Monthly Archives: June 2021
Most of the time my blog post are more oriented toward players (and their parents) who, shall we say, don’t have the greatest athletic gifts. Not to mention coaches who are trying to make their teams competitive through sheer hard work.
Today, though, I am going to turn that concept on its head. This one is for those players who won the genetic lottery.
You know the ones. They are naturally bigger, stronger, faster, with better eyesight, better hand-to-eye coordination, more fast twitch muscles and other attributes that most of us wish we (or our kids/players) had.
They are always a big fish, no matter what size pond they’re in.
Here’s my message to those players and their families: that genetic lottery has more than one winner. In fact, while the total number may be small compared to all the players who play the game, it’s still much larger than the number of spots on coveted teams.
Which means if you want one of those spots you need to keep working hard. Probably even harder than players with lesser natural ability because all your real competition is at least as able as you. Maybe even more gifted.
I know that may be hard to believe, especially if you don’t get to see a lot of ultra-talented players wherever you play. But believe me, they’re out there.
When you have more natural ability than everyone else it’s easy to fall into the trap of relying on it. After all, if your overhand throw is 60 mph and all your teammates’ (and opponents) are closer to 50 mph it’s easy to think you take it easy in practice or just rely on your ability in a game.
But in the end, you’re not competing against the players around you for those coveted spots. You’re competing against a small universe of players you may not see but who are definitely out there.
Which means you need to make sure your skill level and understanding of the game, not to mention your mental game, is on a par with them.
My suggestion, if you want to find a local role model, is to look at the player on your team, in your league or conference, etc. who doesn’t seem to have a lot of natural ability but is succeeding anyway. That player got there by working harder than everyone else and not getting discouraged when she failed.
Instead, when she failed she used it as fuel and a learning experience to help her get better.
That girl has to have better technique at whatever she does because if she doesn’t she’ll never see the field. Coaches aren’t falling all over themselves to get her on their team or put her in their lineup, so she has to prove herself every time she steps across the chalk line.
Study her. Learn from her. Do what she does.
If she boots a ground ball, she probably asks for another one. Do the same.
If she’s struggling to hit she doesn’t go into a funk. She pulls the tee out and works on whatever she knows her issues are. And believe me she knows what they are because she pays close attention when a coach is working with her.
Basically, instead of acting like a “super talent,” instead become a grinder. Work to gain the best technique not because you have to today, but because one day you will need it. Gain that mentality and you’ll find the road to the top is significantly easier than it would have been otherwise.

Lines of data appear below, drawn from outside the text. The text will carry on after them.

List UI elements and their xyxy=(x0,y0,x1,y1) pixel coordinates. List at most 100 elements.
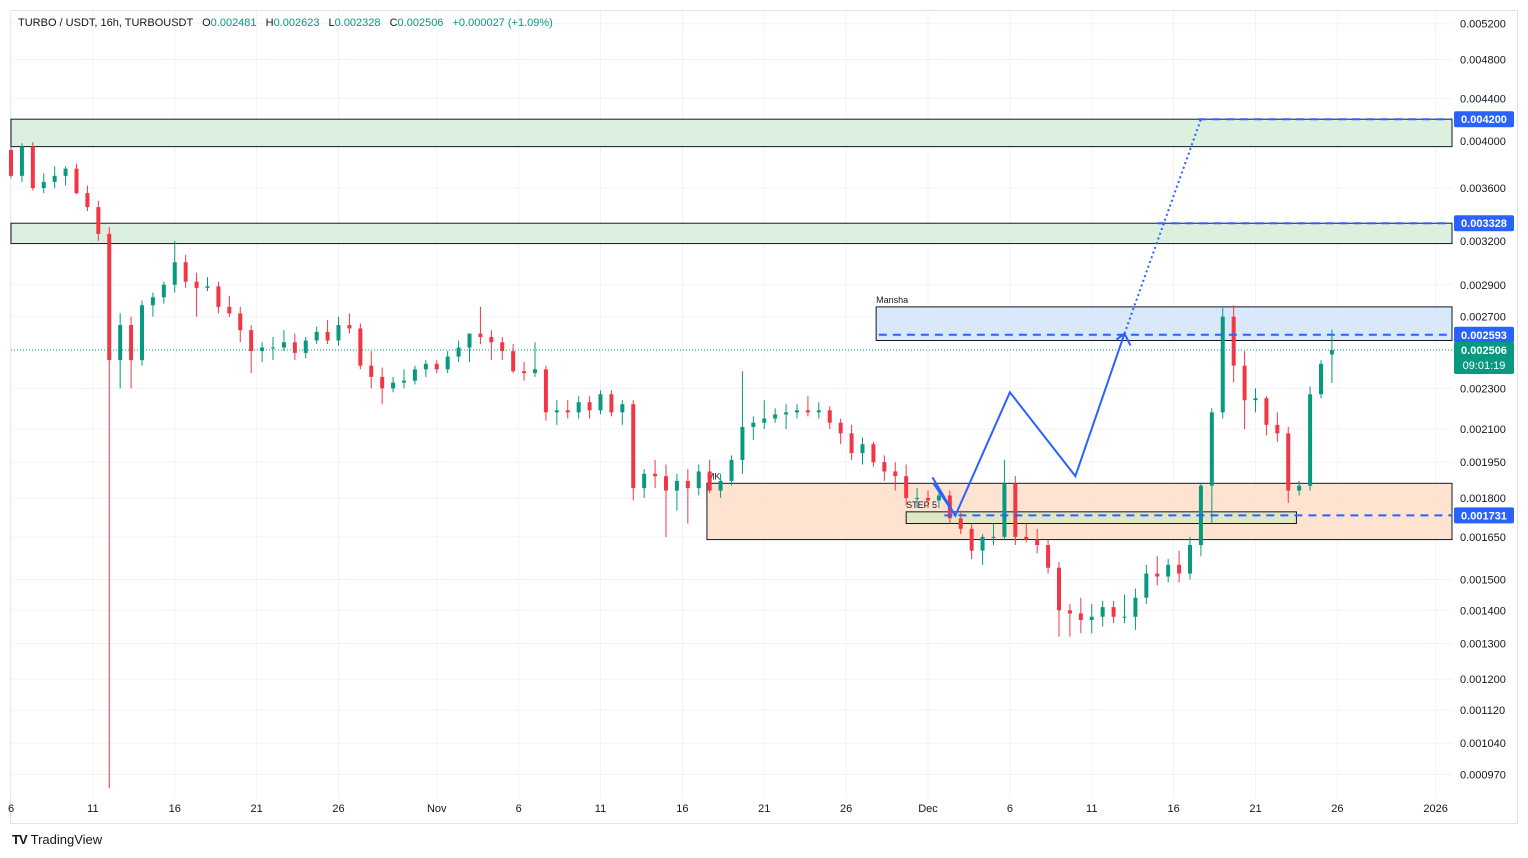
candle xyxy=(849,424,854,460)
candle-body xyxy=(598,394,603,411)
candle-body xyxy=(1155,573,1160,577)
candle xyxy=(129,316,134,389)
candle-body xyxy=(423,363,428,370)
candle xyxy=(1329,329,1334,383)
candle-body xyxy=(30,146,35,189)
candle xyxy=(631,400,636,501)
y-tick-label: 0.002900 xyxy=(1460,280,1506,292)
candle xyxy=(325,320,330,345)
candle xyxy=(1198,483,1203,557)
candle xyxy=(249,325,254,374)
candle xyxy=(172,240,177,293)
candle-body xyxy=(1242,365,1247,401)
candle xyxy=(1319,360,1323,399)
y-tick-label: 0.001950 xyxy=(1460,457,1506,469)
candle xyxy=(674,473,679,511)
candle xyxy=(1297,480,1302,496)
candle-body xyxy=(1297,485,1302,491)
candle-body xyxy=(1177,564,1182,574)
y-tick-label: 0.001500 xyxy=(1460,574,1506,586)
candle-body xyxy=(609,394,614,413)
candle-body xyxy=(1046,545,1051,568)
change-value: +0.000027 (+1.09%) xyxy=(452,17,553,29)
candle xyxy=(150,292,155,317)
low-value: 0.002328 xyxy=(334,17,381,29)
candle-body xyxy=(685,480,690,489)
candle xyxy=(696,464,701,496)
candle-body xyxy=(674,480,679,491)
y-tick-label: 0.003600 xyxy=(1460,183,1506,195)
x-tick-label: 26 xyxy=(1331,803,1343,815)
candle-body xyxy=(129,325,134,361)
candle-body xyxy=(74,168,79,194)
x-tick-label: 6 xyxy=(1007,803,1013,815)
candle-body xyxy=(631,404,636,489)
candle xyxy=(434,360,439,374)
candle xyxy=(653,459,658,489)
candle-body xyxy=(871,444,876,463)
candle-body xyxy=(915,497,920,499)
candle xyxy=(543,365,548,421)
resistance-zone-upper xyxy=(10,118,1453,148)
tradingview-brand[interactable]: TV TradingView xyxy=(12,832,102,847)
y-tick-label: 0.005200 xyxy=(1460,19,1506,31)
candle-body xyxy=(150,297,155,306)
level-0.003328-badge xyxy=(1454,215,1514,232)
tradingview-logo-icon: TV xyxy=(12,832,28,847)
candle-body xyxy=(1089,616,1094,620)
candle xyxy=(915,488,920,509)
candle xyxy=(1286,426,1291,503)
x-tick-label: 16 xyxy=(1168,803,1180,815)
candle xyxy=(740,371,745,474)
candle xyxy=(664,464,668,537)
x-tick-label: 21 xyxy=(1249,803,1261,815)
candle-body xyxy=(238,313,243,331)
candle-body xyxy=(1111,607,1116,617)
candle-body xyxy=(271,347,275,349)
y-tick-label: 0.004000 xyxy=(1460,136,1506,148)
candle-body xyxy=(489,337,494,343)
y-tick-label: 0.004800 xyxy=(1460,54,1506,66)
candle xyxy=(609,390,614,417)
candle xyxy=(991,523,996,546)
candle xyxy=(1089,603,1094,634)
candle-body xyxy=(849,433,854,454)
candle-body xyxy=(533,369,537,374)
candle-body xyxy=(784,412,789,415)
candle xyxy=(260,342,265,362)
x-tick-label: 11 xyxy=(1086,803,1097,815)
candle xyxy=(1002,459,1007,540)
candle xyxy=(347,313,352,334)
candle xyxy=(1209,408,1214,524)
candle-body xyxy=(194,281,199,288)
candle xyxy=(1231,305,1236,383)
candle xyxy=(19,143,24,182)
candle-body xyxy=(860,444,865,454)
candle-body xyxy=(980,536,985,551)
symbol-legend: TURBO / USDT, 16h, TURBOUSDT O0.002481 H… xyxy=(18,17,553,29)
candle xyxy=(336,316,341,346)
candle-body xyxy=(1133,597,1138,617)
candle-body xyxy=(1308,394,1313,486)
candle xyxy=(1166,559,1171,583)
mk-zone-label: MK xyxy=(707,471,721,481)
candle xyxy=(30,142,35,191)
candle-body xyxy=(172,262,177,285)
candle xyxy=(784,404,789,430)
candle xyxy=(1100,600,1105,627)
candle xyxy=(380,367,385,405)
candle-body xyxy=(1209,412,1214,486)
close-value: 0.002506 xyxy=(397,17,444,29)
x-tick-label: 21 xyxy=(758,803,770,815)
candle-body xyxy=(1319,363,1323,395)
candle-body xyxy=(161,284,166,298)
candle-body xyxy=(1067,610,1072,614)
symbol-title[interactable]: TURBO / USDT, 16h, TURBOUSDT xyxy=(18,17,194,29)
candle xyxy=(554,400,559,425)
candle-body xyxy=(718,480,723,491)
candle xyxy=(489,330,494,361)
candle xyxy=(402,369,406,389)
open-value: 0.002481 xyxy=(210,17,257,29)
level-0.003328-badge-label: 0.003328 xyxy=(1461,218,1507,230)
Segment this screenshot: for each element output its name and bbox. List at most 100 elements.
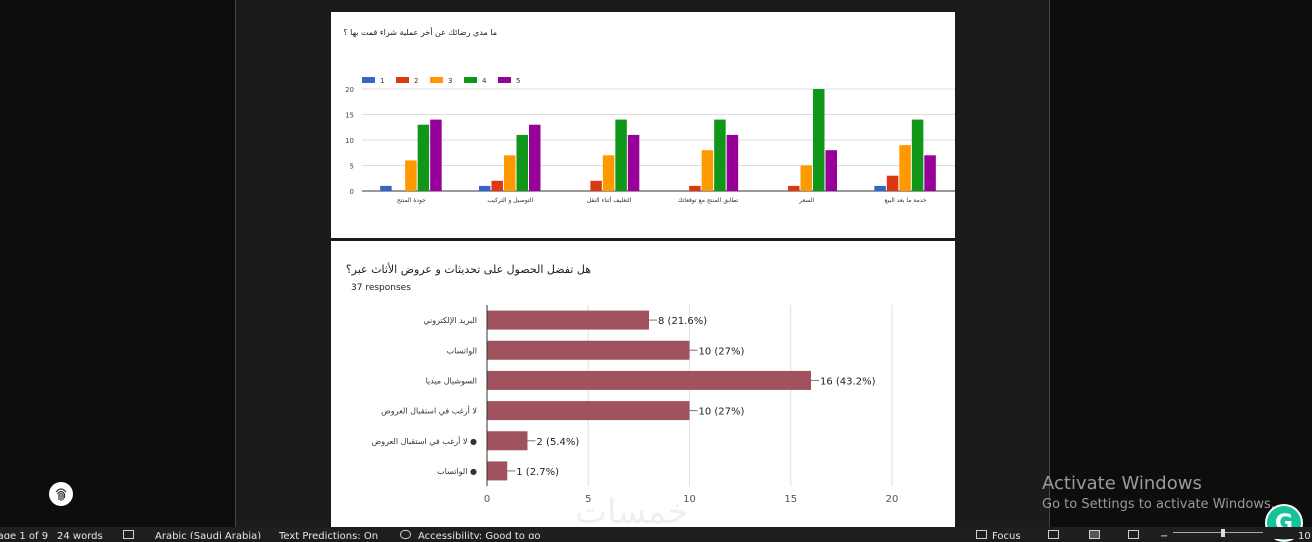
bar [487,370,811,390]
web-layout-icon[interactable] [1128,530,1139,539]
document-left-margin [0,0,236,527]
legend-swatch [498,77,511,83]
accessibility-status[interactable]: Accessibility: Good to go [418,531,541,539]
legend-label: 3 [448,77,452,85]
legend-label: 4 [482,77,487,85]
bar [726,134,739,191]
bar [714,119,726,191]
category-label: السوشيال ميديا [426,376,477,385]
focus-icon[interactable] [976,530,987,539]
activate-windows-notice: Activate Windows Go to Settings to activ… [1042,473,1275,512]
y-tick-label: 15 [345,112,354,120]
data-label: 8 (21.6%) [658,316,707,327]
language-indicator[interactable]: Arabic (Saudi Arabia) [155,531,262,539]
page-border-left [235,0,236,527]
zoom-slider-thumb[interactable] [1221,529,1225,537]
bar [701,150,714,191]
bar [813,89,825,191]
data-label: 16 (43.2%) [820,376,876,387]
bar [615,119,627,191]
x-tick-label: 20 [886,494,899,505]
activate-title: Activate Windows [1042,473,1202,494]
x-tick-label: 15 [784,494,797,505]
bar [886,175,899,191]
status-bar: Page 1 of 9 24 words Arabic (Saudi Arabi… [0,527,1312,539]
bar [911,119,924,191]
data-label: 1 (2.7%) [516,467,559,478]
fingerprint-icon[interactable] [49,482,73,506]
bar [800,165,812,191]
accessibility-icon[interactable] [400,530,411,539]
category-label: الواتساب [447,346,477,355]
proofing-book-icon[interactable] [123,530,134,539]
x-tick-label: التوصيل و التركيب [487,197,533,204]
zoom-slider[interactable] [1173,532,1263,533]
text-predictions[interactable]: Text Predictions: On [279,531,379,539]
responses-count: 37 responses [351,283,411,293]
data-label: 10 (27%) [699,407,745,418]
legend-swatch [396,77,409,83]
bar [405,160,417,191]
chart1-title: ما مدي رضائك عن أخر عملية شراء قمت بها ؟ [343,28,497,37]
read-mode-icon[interactable] [1048,530,1059,539]
category-label: لا أرغب في استقبال العروض [381,406,477,416]
chart-image-satisfaction[interactable]: ما مدي رضائك عن أخر عملية شراء قمت بها ؟… [331,12,955,238]
legend-label: 5 [516,77,520,85]
watermark-text: خمسات [575,492,689,532]
bar [487,401,690,421]
bar [874,185,886,191]
bar [516,134,528,191]
x-tick-label: 10 [683,494,696,505]
legend-swatch [430,77,443,83]
page-count[interactable]: Page 1 of 9 [0,531,49,539]
document-right-margin [1050,0,1312,527]
bar [627,134,640,191]
bar [479,185,491,191]
bar [487,431,528,451]
category-label: الواتساب ● [437,467,477,476]
focus-button[interactable]: Focus [992,531,1021,539]
bar [417,124,430,191]
chart-image-channels[interactable]: هل تفضل الحصول على تحديثات و عروض الأثاث… [331,241,955,527]
legend-label: 2 [414,77,418,85]
print-layout-icon[interactable] [1089,530,1100,539]
bar [602,155,615,191]
category-label: البريد الإلكتروني [423,316,477,326]
y-tick-label: 10 [345,137,354,145]
bar [899,145,911,191]
activate-subtitle: Go to Settings to activate Windows. [1042,497,1275,512]
data-label: 10 (27%) [699,346,745,357]
legend-label: 1 [380,77,384,85]
legend-swatch [464,77,477,83]
x-tick-label: تطابق المنتج مع توقعاتك [678,197,739,204]
x-tick-label: السعر [798,197,814,204]
bar [504,155,516,191]
bar [924,155,936,191]
legend-swatch [362,77,375,83]
x-tick-label: 0 [484,494,490,505]
y-tick-label: 0 [350,188,354,196]
category-label: لا أرغب في استقبال العروض ● [372,436,477,446]
bar [430,119,442,191]
data-label: 2 (5.4%) [537,437,580,448]
bar [487,340,690,360]
bar [689,185,701,191]
bar [487,461,508,481]
zoom-level[interactable]: 10 [1298,531,1311,539]
x-tick-label: التغليف أثناء النقل [587,196,632,204]
bar [788,185,800,191]
bar [487,310,649,330]
horizontal-bar-chart: 0 5 10 15 20 8 (21.6%) البريد الإلكتروني 10 (27… [372,305,899,505]
bar [380,185,392,191]
y-tick-label: 5 [350,163,354,171]
page-border-right [1049,0,1050,527]
bar [529,124,541,191]
y-tick-label: 20 [345,86,354,94]
zoom-out-button[interactable]: − [1160,531,1169,539]
word-count[interactable]: 24 words [57,531,103,539]
bar [825,150,837,191]
chart2-title: هل تفضل الحصول على تحديثات و عروض الأثاث… [345,263,591,276]
bar [590,180,602,191]
bar [491,180,503,191]
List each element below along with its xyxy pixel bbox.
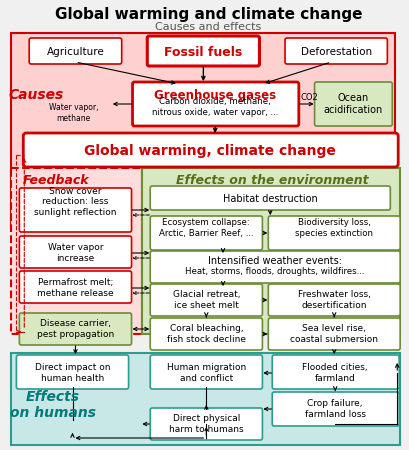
FancyBboxPatch shape [272,392,398,426]
FancyBboxPatch shape [150,318,262,350]
Text: Heat, storms, floods, droughts, wildfires...: Heat, storms, floods, droughts, wildfire… [185,267,364,276]
Text: Carbon dioxide, methane,
nitrous oxide, water vapor, ...: Carbon dioxide, methane, nitrous oxide, … [152,97,278,117]
Text: Greenhouse gases: Greenhouse gases [154,90,276,103]
FancyBboxPatch shape [267,216,399,250]
Text: Effects
on humans: Effects on humans [10,390,96,420]
FancyBboxPatch shape [150,408,262,440]
FancyBboxPatch shape [284,38,387,64]
Text: Permafrost melt;
methane release: Permafrost melt; methane release [37,278,113,298]
Bar [11,168,142,334]
Text: Deforestation: Deforestation [300,47,371,57]
Text: Direct physical
harm to humans: Direct physical harm to humans [169,414,243,434]
Text: Ecosystem collapse:
Arctic, Barrier Reef, ...: Ecosystem collapse: Arctic, Barrier Reef… [159,218,253,238]
Bar [142,168,399,334]
Text: Causes: Causes [9,88,63,102]
Text: Snow cover
reduction: less
sunlight reflection: Snow cover reduction: less sunlight refl… [34,187,117,217]
FancyBboxPatch shape [314,82,391,126]
Text: CO2: CO2 [300,94,318,103]
Text: Feedback: Feedback [22,174,89,186]
FancyBboxPatch shape [267,318,399,350]
Text: Flooded cities,
farmland: Flooded cities, farmland [302,363,367,382]
Text: Agriculture: Agriculture [47,47,104,57]
Text: Fossil fuels: Fossil fuels [164,45,242,58]
Text: Coral bleaching,
fish stock decline: Coral bleaching, fish stock decline [166,324,245,344]
Text: Crop failure,
farmland loss: Crop failure, farmland loss [304,399,365,418]
FancyBboxPatch shape [19,188,131,232]
Text: Ocean
acidification: Ocean acidification [323,93,382,115]
Text: Global warming, climate change: Global warming, climate change [84,144,335,158]
Text: Global warming and climate change: Global warming and climate change [54,6,361,22]
FancyBboxPatch shape [150,355,262,389]
Text: Causes and effects: Causes and effects [155,22,261,32]
Text: Water vapor
increase: Water vapor increase [47,243,103,263]
FancyBboxPatch shape [147,36,259,66]
FancyBboxPatch shape [132,82,298,126]
Text: Water vapor,
methane: Water vapor, methane [49,104,98,123]
Text: Glacial retreat,
ice sheet melt: Glacial retreat, ice sheet melt [172,290,240,310]
Text: Biodiversity loss,
species extinction: Biodiversity loss, species extinction [294,218,372,238]
Text: Freshwater loss,
desertification: Freshwater loss, desertification [297,290,370,310]
FancyBboxPatch shape [150,284,262,316]
FancyBboxPatch shape [19,313,131,345]
FancyBboxPatch shape [150,216,262,250]
Text: Human migration
and conflict: Human migration and conflict [166,363,245,382]
Text: Direct impact on
human health: Direct impact on human health [35,363,110,382]
FancyBboxPatch shape [150,186,389,210]
Bar [11,33,394,228]
Text: Intensified weather events:: Intensified weather events: [208,256,342,266]
FancyBboxPatch shape [23,133,397,167]
FancyBboxPatch shape [19,271,131,303]
Text: Disease carrier,
pest propagation: Disease carrier, pest propagation [37,320,114,339]
FancyBboxPatch shape [16,355,128,389]
Text: Effects on the environment: Effects on the environment [175,174,368,186]
FancyBboxPatch shape [19,236,131,268]
FancyBboxPatch shape [29,38,121,64]
FancyBboxPatch shape [150,251,399,283]
FancyBboxPatch shape [267,284,399,316]
Text: Habitat destruction: Habitat destruction [222,194,317,204]
FancyBboxPatch shape [272,355,398,389]
Text: Sea level rise,
coastal submersion: Sea level rise, coastal submersion [290,324,378,344]
Bar [11,353,399,445]
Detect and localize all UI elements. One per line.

Talent, athleticism, whatever you want to call it, is definitely a good thing. If you won the genetic lottery be sure to thank your parents early and often. Genetics can’t be taught.
Don’t let that ability sucker you into complacency, however. Approach the game like you were the last one to make the roster instead of the first one invited and we just might see you on ESPN one day.
Photo by Lay Low on Pexels.com
One of the things that probably holds more hitters back than anything is having a tentative approach at the plate. They stand nervously in the batter’s box, shifting from foot to foot, death grip on the bat as they await the next pitch.
Then it comes and they wait until they can wait no longer, then finally flail at the ball as it goes whizzing by them.
It isn’t that they don’t know how to hit, or that they haven’t practiced the physical act of hitting. The problem is that they don’t have the right mindset.
They may be worried that they will strike out, looking bad in the process. Or that they will pop up, or hit a weak ground ball, particularly if they have been doing that a lot lately.
They may also be looking at how many runners are on base and thinking about the possibility of stranding them. They may be thinking if they screw up the coach will yell at them or take them out of the game.
Whatever it is, they’re thinking about the possibility of negative outcomes and therefore not focusing on the task at hand – which is to see the ball and hit it.
What they should be doing instead is adopting the mindset of a predator. A predator doesn’t worry about what might happen if it doesn’t catch the prey. It simply goes for the prize.
In fact, as my friend and fellow coach Heather Cole once told me, the predator loves the hunt more than it loves the kill.
In softball terms, that means the hitter shouldn’t be so focused on the outcome. Great hitters are all about the process of the at-bat.
They are not trying to defend themselves or the plate against the pitch. They are there to attack the pitch.
They are on the hunt, and every pitch is an opportunity to drive the ball into a gap or over the fence. They don’t worry about whether it will happen or not. They place all their focus on making it happen.
The funny thing is when you approach every plate appearance like a predator you start walking to the plate with a bit of a swagger. When you have that swagger you have more confidence in your abilities, which lets you get even more aggressive.
Before you know it all those outcomes you were worried about start taking care of themselves.
In this world there are two options. You can either be the prey or the predator.
If you want to be a great hitter, start thinking (and acting) like a predator.